In August, Greenpeace reported that BP is preparing for enormous sand oil excavations in Alberta, Canada. It seems that the project is well under way and the company has given Canada a free ticket to the group of non-compliant countries to the Kioto agreement. Terry Macalister of Guardian Unlimited recently reported that Greenpeace threatens BP over Canada for the “greatest climate crime” ever. For each barrel of oil, nearly 4 tons of sand oil have to he excavated and processed via a energy- and water-intensive process. The water itself gets so contaminated that cannot be used or dumped, so it has to be kept in “tailings ponds” that cover up to 20 square miles. At the same time, the wild forests of Canada, one of the world’s greatest CO2 sinkers, are being leveled and thousands of wild species are forced away.

It is estimated that by the year 2012, the UK company will have produced more than 100 million tons of CO2, that is 1/5 of the total emissions of UK itself. Mike Hudema, the climate and energy campaigner for Greenpeace in Canada, told The Independent that “…It takes about 29kg of CO2 to produce a barrel of oil conventionally. That figure can be as much 125kg for tar sands oil. It also has the potential to kill off or damage the vast forest wilderness, greater than the size of England and Wales…”.

Guess who other is on the same train with BP on this one: Shell and Exxon-Mobil. No matter how hard we try, some people still don’t get it. It’s like they live in another planet and use this one only for junk.

Comments»

1. Stephen - Tue 18-Mar-2008

OK then, fine. Show some leadership. Put your money where your poison pen is. Sell your car. Don’t use the bus or the train. Turn off the lights, the cooker and the heating in your house. Walk to work and the shops. And die aged 36. Make choices. The rest of us have.

2. Harris - Wed 19-Mar-2008

If you’re referring to me personally, I indeed try to make whatever I can to make things better or at least don’t make them much worse. I use the metro to get to my work every morning instead of spending 1+ hour in the traffic jam. The lights in my house are fluorescent, I have my office in the best-lighted room so that I can have them off most of the day and I recently changed my old 350W crt monitor with a new 80W flat monitor. When I can, I walk instead of taking the metro or a bus. I use a microwave oven to heat up a cup of water for my coffee because it only takes 2 minutes in 800W instead of 10 minutes of butane flame in a coffee-pot.
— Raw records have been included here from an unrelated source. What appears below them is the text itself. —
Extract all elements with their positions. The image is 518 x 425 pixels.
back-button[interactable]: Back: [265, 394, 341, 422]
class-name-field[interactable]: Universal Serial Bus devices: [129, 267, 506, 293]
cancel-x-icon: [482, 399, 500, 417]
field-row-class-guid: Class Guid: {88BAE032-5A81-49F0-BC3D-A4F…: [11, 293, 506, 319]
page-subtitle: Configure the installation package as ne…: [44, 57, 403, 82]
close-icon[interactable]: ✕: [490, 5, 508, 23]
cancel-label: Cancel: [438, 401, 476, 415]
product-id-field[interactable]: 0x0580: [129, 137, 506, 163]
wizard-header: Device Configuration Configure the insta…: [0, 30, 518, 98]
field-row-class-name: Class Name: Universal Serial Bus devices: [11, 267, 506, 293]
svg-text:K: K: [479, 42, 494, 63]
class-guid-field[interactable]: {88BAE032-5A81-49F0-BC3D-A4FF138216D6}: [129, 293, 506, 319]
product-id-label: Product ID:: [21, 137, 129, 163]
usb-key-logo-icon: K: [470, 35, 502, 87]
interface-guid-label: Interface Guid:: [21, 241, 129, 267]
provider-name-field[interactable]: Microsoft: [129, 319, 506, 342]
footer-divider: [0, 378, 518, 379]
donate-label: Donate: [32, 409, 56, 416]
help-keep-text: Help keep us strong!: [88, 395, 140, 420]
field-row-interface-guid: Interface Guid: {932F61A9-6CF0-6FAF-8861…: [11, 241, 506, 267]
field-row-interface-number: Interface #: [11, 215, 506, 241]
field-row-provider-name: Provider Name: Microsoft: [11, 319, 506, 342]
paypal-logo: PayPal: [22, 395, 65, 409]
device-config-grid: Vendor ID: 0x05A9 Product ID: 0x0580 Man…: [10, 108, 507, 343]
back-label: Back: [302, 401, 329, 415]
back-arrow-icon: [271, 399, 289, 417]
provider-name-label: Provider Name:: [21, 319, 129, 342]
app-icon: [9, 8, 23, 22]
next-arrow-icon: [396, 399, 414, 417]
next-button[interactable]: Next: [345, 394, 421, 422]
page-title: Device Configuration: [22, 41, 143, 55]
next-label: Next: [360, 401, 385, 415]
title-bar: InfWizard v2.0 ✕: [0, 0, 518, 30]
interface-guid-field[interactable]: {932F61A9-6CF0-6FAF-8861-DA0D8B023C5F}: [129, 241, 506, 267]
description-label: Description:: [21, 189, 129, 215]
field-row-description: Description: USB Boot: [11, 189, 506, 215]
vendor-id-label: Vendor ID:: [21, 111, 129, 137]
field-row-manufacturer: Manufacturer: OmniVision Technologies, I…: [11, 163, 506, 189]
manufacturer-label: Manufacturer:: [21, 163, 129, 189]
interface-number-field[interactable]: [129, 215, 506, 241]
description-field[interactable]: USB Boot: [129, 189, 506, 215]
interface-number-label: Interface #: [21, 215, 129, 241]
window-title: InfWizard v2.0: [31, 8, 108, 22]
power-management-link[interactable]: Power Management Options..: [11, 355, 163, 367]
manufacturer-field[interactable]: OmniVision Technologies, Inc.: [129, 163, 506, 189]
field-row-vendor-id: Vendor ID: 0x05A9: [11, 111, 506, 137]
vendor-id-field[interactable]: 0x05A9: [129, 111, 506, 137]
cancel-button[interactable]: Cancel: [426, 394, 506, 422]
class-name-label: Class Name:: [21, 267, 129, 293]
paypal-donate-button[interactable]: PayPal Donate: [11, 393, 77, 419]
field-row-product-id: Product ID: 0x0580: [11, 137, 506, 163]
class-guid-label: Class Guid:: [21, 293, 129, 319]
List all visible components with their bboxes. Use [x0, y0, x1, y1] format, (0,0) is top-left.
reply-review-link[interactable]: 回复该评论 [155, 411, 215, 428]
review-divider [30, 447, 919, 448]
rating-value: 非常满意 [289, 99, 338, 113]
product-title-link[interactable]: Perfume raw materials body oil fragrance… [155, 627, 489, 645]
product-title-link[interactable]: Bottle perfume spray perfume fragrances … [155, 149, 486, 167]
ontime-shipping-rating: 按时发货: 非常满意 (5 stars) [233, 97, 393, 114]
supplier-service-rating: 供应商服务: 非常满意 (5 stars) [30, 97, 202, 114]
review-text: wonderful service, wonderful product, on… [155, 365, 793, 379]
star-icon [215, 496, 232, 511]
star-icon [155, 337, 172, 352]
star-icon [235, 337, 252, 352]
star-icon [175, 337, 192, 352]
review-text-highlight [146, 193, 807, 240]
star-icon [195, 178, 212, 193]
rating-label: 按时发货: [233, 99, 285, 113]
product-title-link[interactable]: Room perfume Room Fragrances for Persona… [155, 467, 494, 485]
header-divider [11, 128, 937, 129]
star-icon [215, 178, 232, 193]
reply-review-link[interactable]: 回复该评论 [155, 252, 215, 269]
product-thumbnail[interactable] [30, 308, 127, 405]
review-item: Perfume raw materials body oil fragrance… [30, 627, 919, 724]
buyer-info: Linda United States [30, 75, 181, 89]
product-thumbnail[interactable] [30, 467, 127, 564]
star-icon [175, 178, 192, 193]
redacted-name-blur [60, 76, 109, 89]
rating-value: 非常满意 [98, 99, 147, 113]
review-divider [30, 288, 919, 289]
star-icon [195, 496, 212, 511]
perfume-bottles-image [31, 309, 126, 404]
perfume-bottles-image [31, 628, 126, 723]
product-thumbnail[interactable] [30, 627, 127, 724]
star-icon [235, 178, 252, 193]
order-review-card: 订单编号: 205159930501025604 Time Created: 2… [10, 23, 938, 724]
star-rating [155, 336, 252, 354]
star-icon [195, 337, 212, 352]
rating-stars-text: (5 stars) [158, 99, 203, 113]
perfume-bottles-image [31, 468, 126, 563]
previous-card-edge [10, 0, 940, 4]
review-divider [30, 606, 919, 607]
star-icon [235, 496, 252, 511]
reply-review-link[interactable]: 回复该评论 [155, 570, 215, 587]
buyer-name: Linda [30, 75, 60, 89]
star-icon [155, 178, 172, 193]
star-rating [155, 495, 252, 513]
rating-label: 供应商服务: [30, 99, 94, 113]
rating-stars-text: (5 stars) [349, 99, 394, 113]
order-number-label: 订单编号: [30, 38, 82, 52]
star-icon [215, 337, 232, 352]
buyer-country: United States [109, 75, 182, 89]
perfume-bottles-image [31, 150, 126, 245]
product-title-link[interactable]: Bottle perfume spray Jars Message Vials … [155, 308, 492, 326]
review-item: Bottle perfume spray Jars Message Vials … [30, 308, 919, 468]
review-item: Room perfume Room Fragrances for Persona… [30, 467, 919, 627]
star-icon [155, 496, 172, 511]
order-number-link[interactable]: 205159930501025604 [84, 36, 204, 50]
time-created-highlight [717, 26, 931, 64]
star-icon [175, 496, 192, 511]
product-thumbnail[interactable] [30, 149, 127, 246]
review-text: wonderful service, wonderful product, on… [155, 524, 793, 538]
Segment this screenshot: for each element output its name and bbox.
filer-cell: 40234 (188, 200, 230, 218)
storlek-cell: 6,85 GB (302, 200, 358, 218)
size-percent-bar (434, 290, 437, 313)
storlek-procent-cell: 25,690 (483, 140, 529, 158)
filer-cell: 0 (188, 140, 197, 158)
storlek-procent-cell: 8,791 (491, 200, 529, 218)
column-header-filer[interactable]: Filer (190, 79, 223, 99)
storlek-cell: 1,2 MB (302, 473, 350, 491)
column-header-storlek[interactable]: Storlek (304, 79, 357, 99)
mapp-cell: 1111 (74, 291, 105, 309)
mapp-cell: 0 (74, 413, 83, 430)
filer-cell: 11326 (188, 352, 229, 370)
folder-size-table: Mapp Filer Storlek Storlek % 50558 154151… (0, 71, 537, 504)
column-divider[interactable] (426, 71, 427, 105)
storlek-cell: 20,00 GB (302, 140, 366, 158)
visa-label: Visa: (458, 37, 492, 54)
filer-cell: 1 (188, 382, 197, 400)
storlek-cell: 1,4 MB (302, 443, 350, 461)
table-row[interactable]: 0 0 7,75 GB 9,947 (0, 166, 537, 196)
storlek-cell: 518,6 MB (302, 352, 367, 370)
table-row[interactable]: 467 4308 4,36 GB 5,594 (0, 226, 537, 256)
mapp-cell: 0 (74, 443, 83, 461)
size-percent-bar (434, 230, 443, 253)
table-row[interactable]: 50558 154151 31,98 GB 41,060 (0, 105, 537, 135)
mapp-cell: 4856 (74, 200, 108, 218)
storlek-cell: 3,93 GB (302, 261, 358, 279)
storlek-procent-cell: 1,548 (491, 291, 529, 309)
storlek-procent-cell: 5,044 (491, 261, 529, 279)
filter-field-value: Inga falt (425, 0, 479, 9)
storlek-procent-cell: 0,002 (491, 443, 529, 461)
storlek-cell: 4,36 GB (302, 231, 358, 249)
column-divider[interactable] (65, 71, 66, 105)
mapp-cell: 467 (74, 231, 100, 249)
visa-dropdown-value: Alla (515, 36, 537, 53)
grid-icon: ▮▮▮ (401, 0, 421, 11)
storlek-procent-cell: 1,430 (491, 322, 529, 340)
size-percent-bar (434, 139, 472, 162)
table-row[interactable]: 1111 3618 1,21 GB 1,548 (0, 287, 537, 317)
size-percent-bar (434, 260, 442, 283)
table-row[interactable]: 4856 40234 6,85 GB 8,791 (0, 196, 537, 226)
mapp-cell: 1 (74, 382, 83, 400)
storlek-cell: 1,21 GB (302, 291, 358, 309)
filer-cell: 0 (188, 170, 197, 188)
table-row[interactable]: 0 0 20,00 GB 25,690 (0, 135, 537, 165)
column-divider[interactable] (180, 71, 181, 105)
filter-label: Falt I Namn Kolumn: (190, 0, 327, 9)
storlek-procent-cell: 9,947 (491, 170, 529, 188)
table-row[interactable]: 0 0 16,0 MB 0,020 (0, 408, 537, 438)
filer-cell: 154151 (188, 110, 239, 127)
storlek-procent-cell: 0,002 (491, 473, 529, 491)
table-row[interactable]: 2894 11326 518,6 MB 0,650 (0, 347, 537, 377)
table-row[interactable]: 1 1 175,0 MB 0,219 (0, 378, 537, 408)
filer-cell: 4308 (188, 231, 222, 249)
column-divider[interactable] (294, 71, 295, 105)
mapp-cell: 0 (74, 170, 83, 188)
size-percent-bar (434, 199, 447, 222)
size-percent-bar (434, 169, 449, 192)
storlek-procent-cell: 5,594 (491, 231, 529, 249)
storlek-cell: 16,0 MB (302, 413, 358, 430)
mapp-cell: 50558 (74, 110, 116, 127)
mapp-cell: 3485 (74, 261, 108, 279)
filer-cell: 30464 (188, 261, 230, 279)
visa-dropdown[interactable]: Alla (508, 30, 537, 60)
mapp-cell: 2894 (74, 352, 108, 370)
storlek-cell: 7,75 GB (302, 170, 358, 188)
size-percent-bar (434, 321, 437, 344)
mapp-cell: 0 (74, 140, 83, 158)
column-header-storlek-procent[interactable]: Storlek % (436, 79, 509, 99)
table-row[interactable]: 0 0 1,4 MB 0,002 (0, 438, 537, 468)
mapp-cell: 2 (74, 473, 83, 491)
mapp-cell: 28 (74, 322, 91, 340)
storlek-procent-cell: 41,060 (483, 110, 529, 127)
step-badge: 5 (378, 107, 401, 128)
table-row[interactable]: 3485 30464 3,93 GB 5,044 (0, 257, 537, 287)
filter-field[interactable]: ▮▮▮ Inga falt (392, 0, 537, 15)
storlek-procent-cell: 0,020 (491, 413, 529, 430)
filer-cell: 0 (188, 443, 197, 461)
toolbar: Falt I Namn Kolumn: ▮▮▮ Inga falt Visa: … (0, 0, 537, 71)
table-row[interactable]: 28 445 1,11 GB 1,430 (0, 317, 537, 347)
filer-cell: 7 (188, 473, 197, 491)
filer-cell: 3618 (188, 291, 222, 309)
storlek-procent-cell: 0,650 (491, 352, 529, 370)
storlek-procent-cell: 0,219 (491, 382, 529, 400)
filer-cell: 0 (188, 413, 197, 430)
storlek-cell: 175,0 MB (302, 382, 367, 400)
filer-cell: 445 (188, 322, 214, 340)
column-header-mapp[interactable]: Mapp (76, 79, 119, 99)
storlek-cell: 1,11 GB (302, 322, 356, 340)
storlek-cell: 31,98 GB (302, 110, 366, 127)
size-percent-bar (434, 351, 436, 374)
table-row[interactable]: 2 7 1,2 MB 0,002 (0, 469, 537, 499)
I would like to have make more things, like a truly energy-efficient house with 50% natural light and solar panels on the roof, but I can’t. I don’t think it matters though, because it’s not the absolute amount of energy you can save, it’s the little things you do in your everyday life that change the way you see the problem itself. Oil price has just gone up to more than $110 a barrel and current heavyweight oil repositories are gonna get dry within the next 30-50 years. Even if you don’t care about pollution or the environment or any of this “crap”, unless you are willing to have your children and your grandchildren pay $1000 a barrel for oil from Antarctica someday, these small everyday things I mention are gonna have to be mandatory very soon.

Oil energy is not abundant nor cheap nor free of consequences. The sooner we realize that, the easier it would be to make the shift to more efficient technologies and more sensible practices.